Since the client wanted a cine look, I of course used my Panasonic AF100 to shoot the spot, relying on Zeiss primes and a Canon 16-35/2.8 L II to refract the light for me. Footage was recorded via HD-SDI to an AJA Ki Pro Mini.

AJA Ki Pro Mini in action on a Panasonic AF100
AJA Ki Pro Mini, powered by an Anton Bauer Hytron 140 brick.

The client wanted everything to be in slow motion, so in order to get the footage onto the AJA recorder, I had to shoot in 720/60p and convert to 30p in post, as the Ki Pro Mini does not support variable frame rate mode… yet. Hopefully a firmware update will fix that problem soon, and yes, it is a problem. To be fair though, I don’t know of a recorder that does support 1080p/60 yet, although I think the Cinedeck might. At $10k though, I’m not even going to bother to go to their website to check.

Since I knew the client was going to want a significant amount of post processing, I wasn’t about to record to AVCHD; I had to go 4:2:2 out to the Ki Pro Mini.

The shoot went really well, and I’m very happy with the results.
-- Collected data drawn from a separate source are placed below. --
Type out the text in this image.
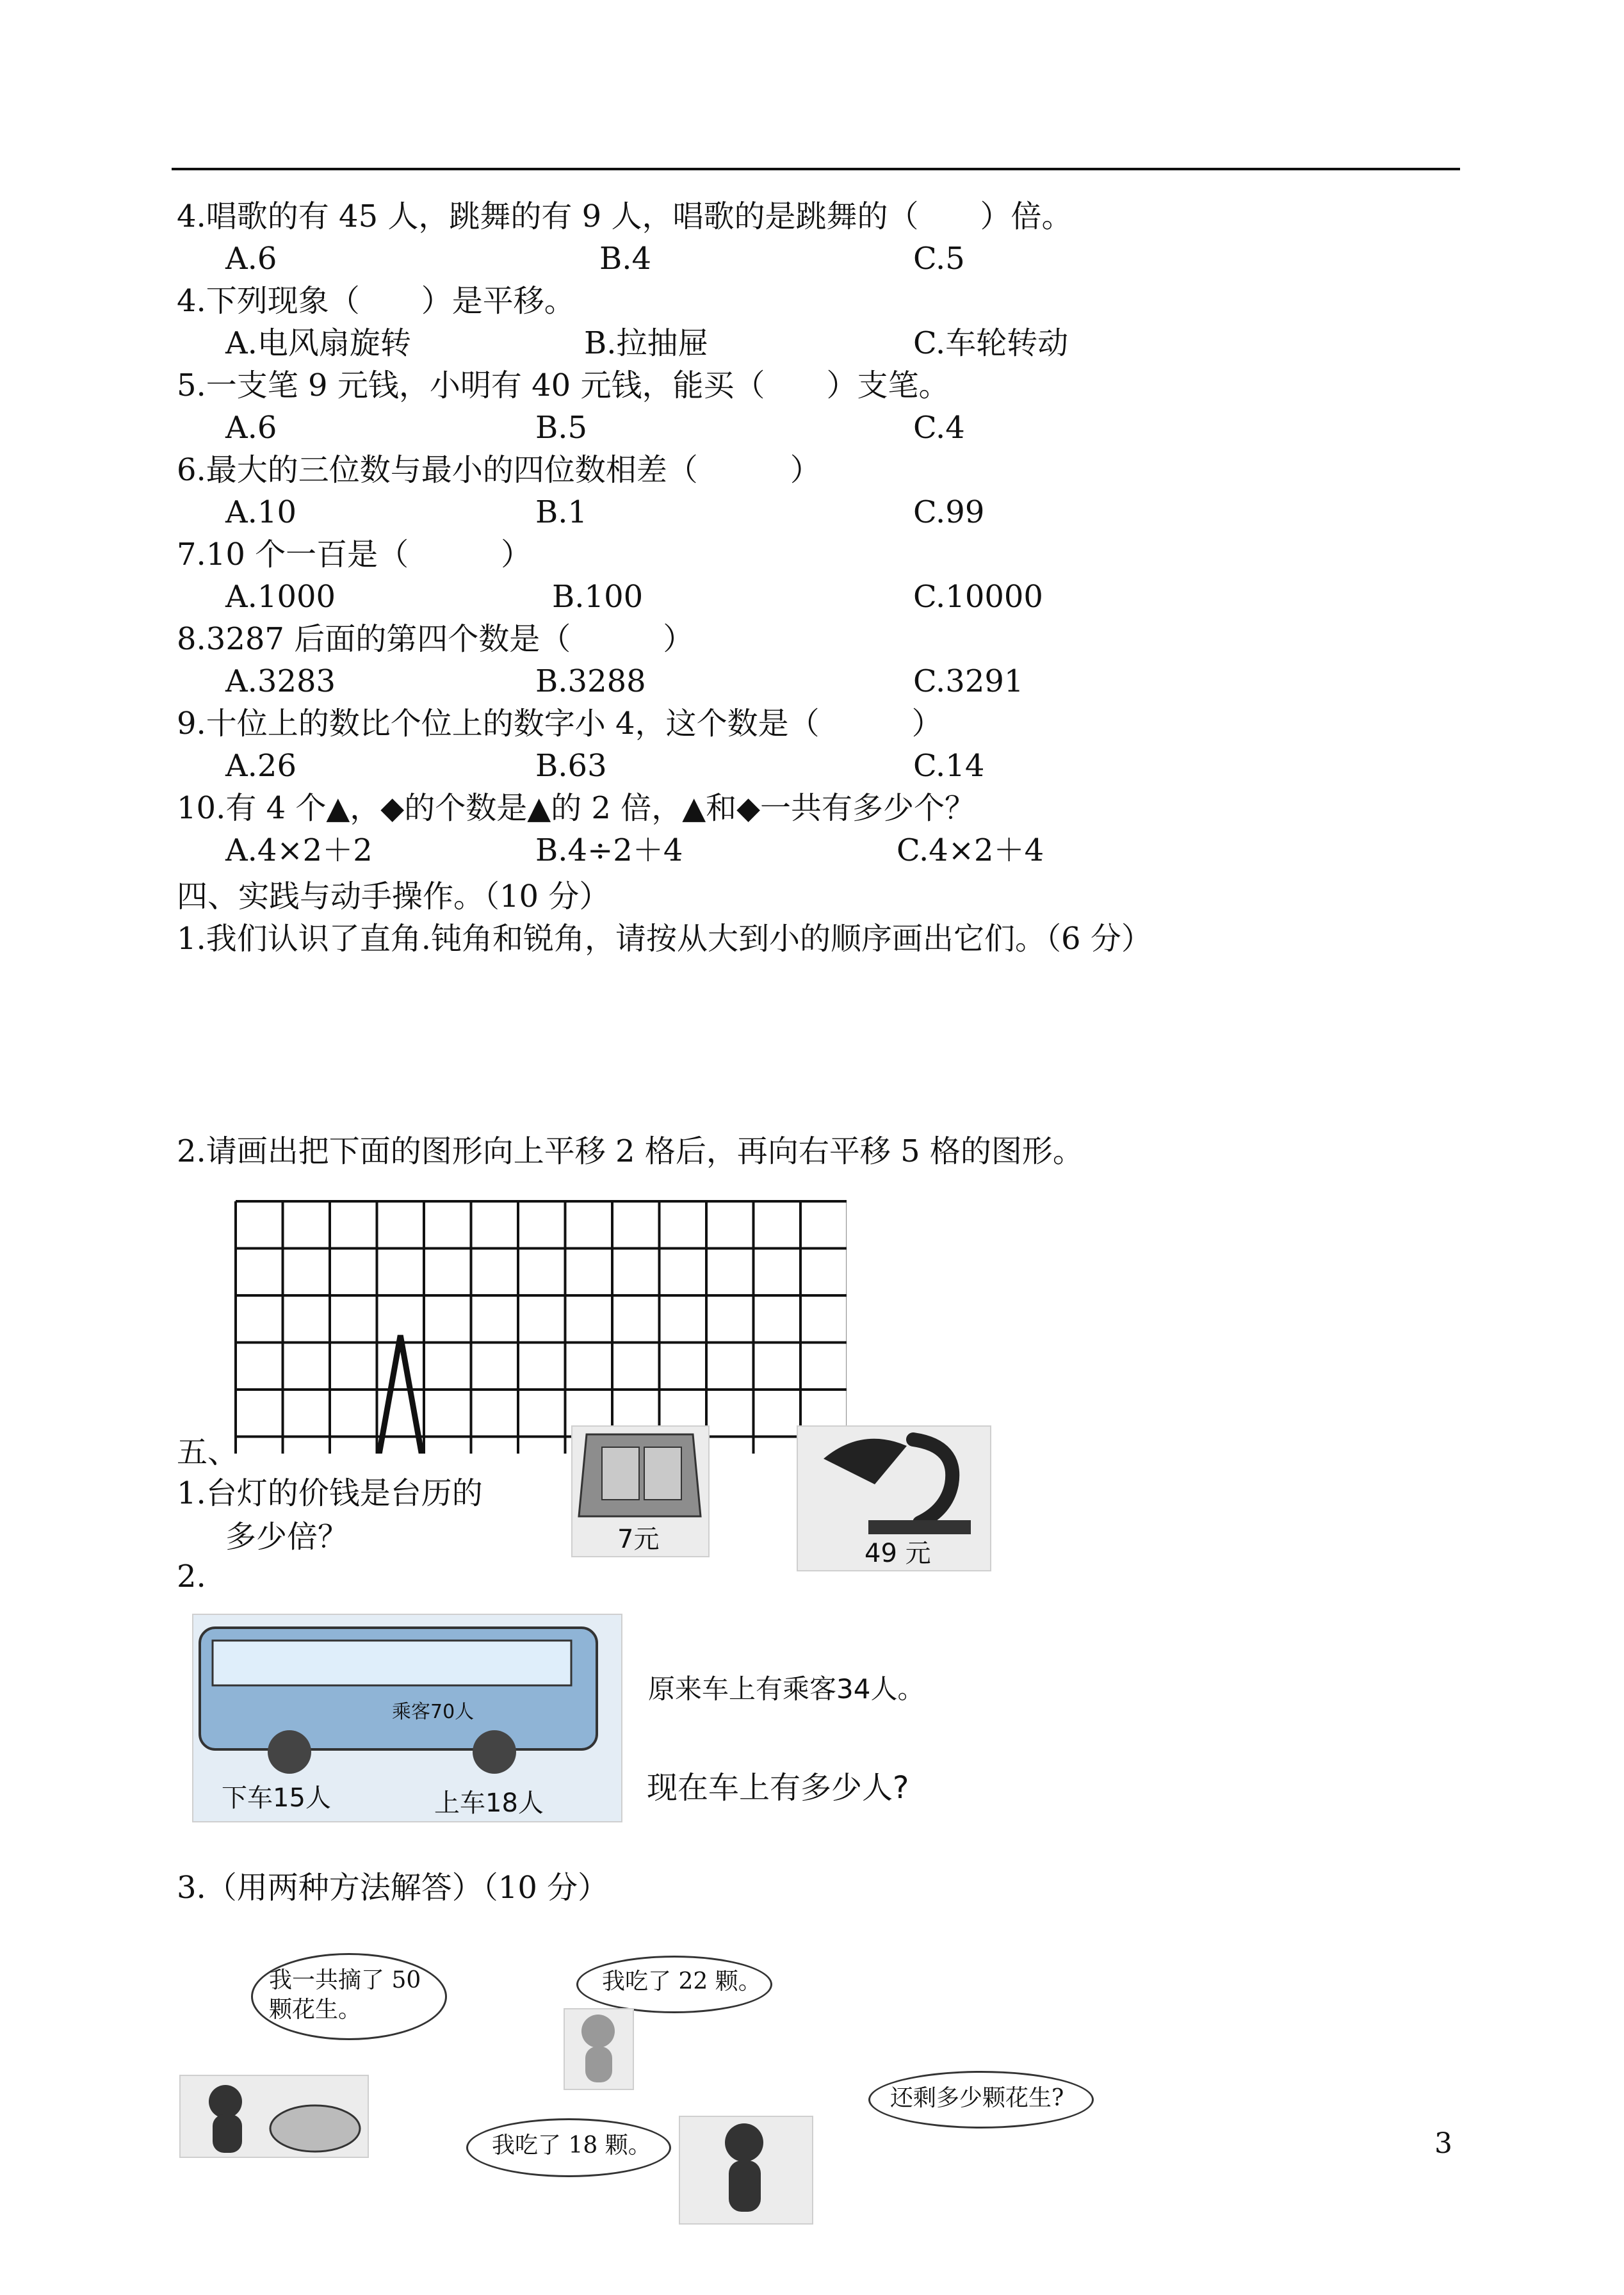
4.唱歌的有 45 人，跳舞的有 9 人，唱歌的是跳舞的（　　）倍。
A.6	B.4	C.5
4.下列现象（　　）是平移。
A.电风扇旋转	B.拉抽屉	C.车轮转动
5.一支笔 9 元钱，小明有 40 元钱，能买（　　）支笔。
A.6	B.5	C.4
6.最大的三位数与最小的四位数相差（　　　）
A.10	B.1	C.99
7.10 个一百是（　　　）
A.1000	B.100	C.10000
8.3287 后面的第四个数是（　　　）
A.3283	B.3288	C.3291
9.十位上的数比个位上的数字小 4，这个数是（　　　）
A.26	B.63	C.14
10.有 4 个▲，◆的个数是▲的 2 倍，▲和◆一共有多少个？
A.4×2＋2	B.4÷2＋4	C.4×2＋4
四、实践与动手操作。（10 分）
1.我们认识了直角.钝角和锐角，请按从大到小的顺序画出它们。（6 分）
2.请画出把下面的图形向上平移 2 格后，再向右平移 5 格的图形。
五、
1.台灯的价钱是台历的
多少倍？	7元	49 元
2.
乘客70人
下车15人	上车18人
原来车上有乘客34人。
现在车上有多少人?
3.（用两种方法解答）（10 分）
我一共摘了 50
颗花生。
我吃了 22 颗。
我吃了 18 颗。
还剩多少颗花生?
3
The best thing about this shoot is that this job allowed me to pull the trigger and order my copy of DaVinci Resolve, so I can finally update my color grading capabilities into the 21st century. It should arrive Friday. I can’t wait to try it out on this commercial!

BTW, I learned on this shoot that although they are of the finest glass, Schneider filters still won’t survive a fall onto a large rock. Take that wisdom with you into the future.

 

Panasonic AF100 on location in San Antonio
Panasonic AF100 on a Dana Dolly, on location in north San Antonio.
A rough frame grab from the shoot with the AF100. Lens: Zeiss ZE 50/1.4 Planar.
A rough frame grab from the shoot with the AF100. Lens: Zeiss ZE 50/1.4 Planar.

Directing a commercial shoot with the Panasonic AF100.Yours truly directing a commercial shoot with the Panasonic AF100.
Dropped Filter Blues
This is what a guy looks like when he's fuming about having just dropped his Schneider 4x4 Tru-Pol filter on a rock.